- Beamter des Auswärtigen Amts seit 2022 zu Capgemini SE beurlaubt
- Früherer IT-Transformationsbeauftragter mit strategischem Insiderwissen betroffen
- 10 Fragen zu Vergabe, Auftragsvolumen und Compliance-Maßnahmen gestellt
Hintergrund iDieser Beitrag bezieht sich auf BT-Drs. 21/6824 und gibt den Inhalt der Drucksache zusammenfassend wieder. Die inhaltliche Verantwortung liegt beim jeweiligen Verfasser der Drucksache. Der Beitrag spiegelt nicht notwendigerweise die Meinung des Seitenbetreibers wider.

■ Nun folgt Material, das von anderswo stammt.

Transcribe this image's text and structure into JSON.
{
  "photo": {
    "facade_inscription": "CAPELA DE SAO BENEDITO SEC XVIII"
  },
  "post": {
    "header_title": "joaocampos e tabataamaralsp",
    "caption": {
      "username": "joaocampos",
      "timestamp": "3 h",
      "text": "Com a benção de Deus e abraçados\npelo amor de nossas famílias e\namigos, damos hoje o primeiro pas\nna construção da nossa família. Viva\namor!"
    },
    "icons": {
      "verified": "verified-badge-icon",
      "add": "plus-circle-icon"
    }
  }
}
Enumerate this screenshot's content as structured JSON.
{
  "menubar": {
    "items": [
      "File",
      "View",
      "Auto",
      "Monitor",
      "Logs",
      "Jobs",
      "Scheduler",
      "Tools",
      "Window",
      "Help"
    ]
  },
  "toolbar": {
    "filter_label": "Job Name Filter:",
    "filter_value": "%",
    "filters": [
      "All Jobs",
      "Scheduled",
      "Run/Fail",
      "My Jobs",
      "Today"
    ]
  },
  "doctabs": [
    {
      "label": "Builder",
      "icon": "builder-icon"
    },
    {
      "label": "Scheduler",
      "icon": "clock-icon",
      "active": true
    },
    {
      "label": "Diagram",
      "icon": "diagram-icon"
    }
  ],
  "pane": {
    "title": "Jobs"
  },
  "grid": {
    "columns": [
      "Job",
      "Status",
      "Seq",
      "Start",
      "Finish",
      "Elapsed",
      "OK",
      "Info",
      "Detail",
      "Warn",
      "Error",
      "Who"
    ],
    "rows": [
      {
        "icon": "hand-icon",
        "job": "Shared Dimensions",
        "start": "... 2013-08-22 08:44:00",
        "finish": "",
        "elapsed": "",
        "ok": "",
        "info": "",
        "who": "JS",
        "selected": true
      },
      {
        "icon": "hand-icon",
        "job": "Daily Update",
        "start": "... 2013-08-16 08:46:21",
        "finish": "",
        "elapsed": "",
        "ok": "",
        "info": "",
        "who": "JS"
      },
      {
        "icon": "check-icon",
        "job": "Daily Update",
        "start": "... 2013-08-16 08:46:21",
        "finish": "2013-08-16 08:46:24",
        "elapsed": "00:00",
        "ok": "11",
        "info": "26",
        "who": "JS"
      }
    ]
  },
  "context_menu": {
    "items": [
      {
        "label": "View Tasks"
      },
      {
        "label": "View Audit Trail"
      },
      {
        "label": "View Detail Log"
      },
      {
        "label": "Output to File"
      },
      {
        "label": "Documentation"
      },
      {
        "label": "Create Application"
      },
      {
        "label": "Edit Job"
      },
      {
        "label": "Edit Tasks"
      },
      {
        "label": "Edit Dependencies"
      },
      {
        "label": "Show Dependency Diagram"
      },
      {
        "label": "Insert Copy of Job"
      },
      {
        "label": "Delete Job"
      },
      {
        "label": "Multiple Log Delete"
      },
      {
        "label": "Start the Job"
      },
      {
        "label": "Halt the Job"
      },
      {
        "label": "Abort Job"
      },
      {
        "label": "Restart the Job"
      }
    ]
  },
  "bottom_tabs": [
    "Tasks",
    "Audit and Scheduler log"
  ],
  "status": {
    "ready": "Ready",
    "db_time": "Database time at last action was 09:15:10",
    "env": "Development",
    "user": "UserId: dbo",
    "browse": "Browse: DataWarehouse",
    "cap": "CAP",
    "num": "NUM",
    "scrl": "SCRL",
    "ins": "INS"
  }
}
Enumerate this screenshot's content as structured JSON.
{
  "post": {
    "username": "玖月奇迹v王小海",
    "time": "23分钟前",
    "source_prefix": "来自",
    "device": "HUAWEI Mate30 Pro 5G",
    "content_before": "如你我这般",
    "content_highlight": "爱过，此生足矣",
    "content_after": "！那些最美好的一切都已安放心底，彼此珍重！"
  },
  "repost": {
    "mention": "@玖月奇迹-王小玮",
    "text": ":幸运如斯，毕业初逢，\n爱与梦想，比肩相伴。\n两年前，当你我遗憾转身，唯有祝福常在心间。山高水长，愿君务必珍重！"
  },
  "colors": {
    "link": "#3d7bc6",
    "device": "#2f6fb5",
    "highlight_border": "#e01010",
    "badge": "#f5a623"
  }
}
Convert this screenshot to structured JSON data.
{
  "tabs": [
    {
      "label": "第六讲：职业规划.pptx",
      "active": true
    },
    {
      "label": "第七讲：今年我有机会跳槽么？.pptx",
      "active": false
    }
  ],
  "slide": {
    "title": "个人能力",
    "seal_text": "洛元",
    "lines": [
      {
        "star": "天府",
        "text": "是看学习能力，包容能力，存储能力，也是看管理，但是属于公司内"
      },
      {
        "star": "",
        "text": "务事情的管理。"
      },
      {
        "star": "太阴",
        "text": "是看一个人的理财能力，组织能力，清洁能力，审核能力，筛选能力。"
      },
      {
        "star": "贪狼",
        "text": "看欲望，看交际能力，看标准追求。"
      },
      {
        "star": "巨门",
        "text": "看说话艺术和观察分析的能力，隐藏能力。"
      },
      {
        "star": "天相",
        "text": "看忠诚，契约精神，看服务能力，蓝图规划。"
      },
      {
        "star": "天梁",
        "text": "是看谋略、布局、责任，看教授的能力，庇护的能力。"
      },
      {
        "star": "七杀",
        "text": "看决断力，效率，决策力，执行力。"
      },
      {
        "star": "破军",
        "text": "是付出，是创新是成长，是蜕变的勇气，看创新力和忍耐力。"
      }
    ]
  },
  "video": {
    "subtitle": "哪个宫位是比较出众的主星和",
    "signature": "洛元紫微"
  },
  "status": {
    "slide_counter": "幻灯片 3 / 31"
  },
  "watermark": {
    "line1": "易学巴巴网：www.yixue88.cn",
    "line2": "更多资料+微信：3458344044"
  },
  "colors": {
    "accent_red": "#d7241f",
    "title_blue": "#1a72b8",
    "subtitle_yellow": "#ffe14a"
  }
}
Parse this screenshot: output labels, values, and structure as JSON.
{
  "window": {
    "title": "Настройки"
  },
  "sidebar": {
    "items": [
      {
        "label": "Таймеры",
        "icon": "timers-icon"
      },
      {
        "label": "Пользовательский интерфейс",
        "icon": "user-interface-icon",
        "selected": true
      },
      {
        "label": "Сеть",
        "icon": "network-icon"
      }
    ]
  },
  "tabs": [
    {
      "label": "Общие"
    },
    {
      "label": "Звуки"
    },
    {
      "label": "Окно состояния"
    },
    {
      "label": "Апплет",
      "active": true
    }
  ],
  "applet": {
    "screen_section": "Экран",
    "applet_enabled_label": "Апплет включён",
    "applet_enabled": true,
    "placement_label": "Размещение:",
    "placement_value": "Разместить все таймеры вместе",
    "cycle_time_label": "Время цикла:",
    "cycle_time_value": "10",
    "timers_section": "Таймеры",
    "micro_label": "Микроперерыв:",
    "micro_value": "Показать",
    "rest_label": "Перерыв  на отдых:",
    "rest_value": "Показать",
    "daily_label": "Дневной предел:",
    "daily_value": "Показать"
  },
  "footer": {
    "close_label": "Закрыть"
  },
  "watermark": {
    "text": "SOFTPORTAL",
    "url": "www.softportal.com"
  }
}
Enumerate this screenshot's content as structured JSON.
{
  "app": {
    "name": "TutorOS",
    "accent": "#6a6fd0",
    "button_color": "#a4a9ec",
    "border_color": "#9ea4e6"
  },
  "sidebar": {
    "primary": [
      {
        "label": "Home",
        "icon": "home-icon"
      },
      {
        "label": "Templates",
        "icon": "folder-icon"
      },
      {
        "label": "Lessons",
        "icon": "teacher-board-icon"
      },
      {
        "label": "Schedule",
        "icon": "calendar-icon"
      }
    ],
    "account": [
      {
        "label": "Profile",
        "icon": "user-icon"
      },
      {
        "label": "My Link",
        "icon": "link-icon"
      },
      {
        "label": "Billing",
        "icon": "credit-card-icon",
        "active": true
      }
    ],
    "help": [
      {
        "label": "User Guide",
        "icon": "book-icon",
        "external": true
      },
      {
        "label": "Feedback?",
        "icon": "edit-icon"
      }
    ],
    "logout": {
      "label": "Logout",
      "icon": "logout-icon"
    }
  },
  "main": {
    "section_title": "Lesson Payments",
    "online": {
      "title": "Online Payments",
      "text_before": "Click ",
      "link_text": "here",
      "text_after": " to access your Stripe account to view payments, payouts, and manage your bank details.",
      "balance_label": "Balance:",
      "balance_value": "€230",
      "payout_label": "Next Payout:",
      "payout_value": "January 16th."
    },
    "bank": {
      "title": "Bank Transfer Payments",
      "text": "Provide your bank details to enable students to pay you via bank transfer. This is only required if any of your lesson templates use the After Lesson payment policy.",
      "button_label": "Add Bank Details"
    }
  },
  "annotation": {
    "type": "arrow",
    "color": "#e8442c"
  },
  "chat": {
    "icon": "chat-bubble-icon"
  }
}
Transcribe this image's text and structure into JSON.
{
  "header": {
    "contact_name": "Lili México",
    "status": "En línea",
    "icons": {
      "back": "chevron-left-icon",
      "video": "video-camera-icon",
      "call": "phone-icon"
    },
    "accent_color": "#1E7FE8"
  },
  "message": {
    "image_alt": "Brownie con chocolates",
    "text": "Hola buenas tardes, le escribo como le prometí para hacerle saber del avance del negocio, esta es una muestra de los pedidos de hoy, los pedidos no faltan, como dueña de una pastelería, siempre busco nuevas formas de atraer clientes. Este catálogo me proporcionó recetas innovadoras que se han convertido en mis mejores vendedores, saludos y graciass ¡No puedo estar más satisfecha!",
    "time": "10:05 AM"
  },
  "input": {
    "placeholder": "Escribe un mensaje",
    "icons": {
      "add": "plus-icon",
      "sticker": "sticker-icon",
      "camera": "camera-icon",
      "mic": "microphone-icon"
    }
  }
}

Bereits mit BT-Drs. 21/5092 hatte die AfD-Fraktion die Bundesregierung zu Beurlaubungen von Beamten des Auswärtigen Amts in privatwirtschaftliche Unternehmen befragt. In der damaligen Antwort tauchte der Eintrag ‚2022 Capgemini SE Laufend‘ auf. Capgemini SE ist einer der größten IT-Dienstleister Europas und führt auch öffentliche Aufträge in Deutschland durch. Der Wechsel hochrangiger Beamter mit Insiderwissen in Unternehmen, die gleichzeitig als Auftragnehmer der Behörden auftreten, wird in der politischen Debatte als sogenannter ‚Drehtür-Effekt‘ diskutiert und ist in mehreren europäischen Ländern reguliert.
Im Detail
Ein ehemaliger Beauftragter für die digitale Transformation dürfte über tiefgehende Kenntnisse interner IT-Strukturen, laufender Beschaffungsprojekte sowie des Netzwerks von Entscheidungsträgern im Auswärtigen Amt verfügen, die einem privatwirtschaftlichen Auftraggeber im Wettbewerb um öffentliche Aufträge einen erheblichen Vorteil verschaffen könnten.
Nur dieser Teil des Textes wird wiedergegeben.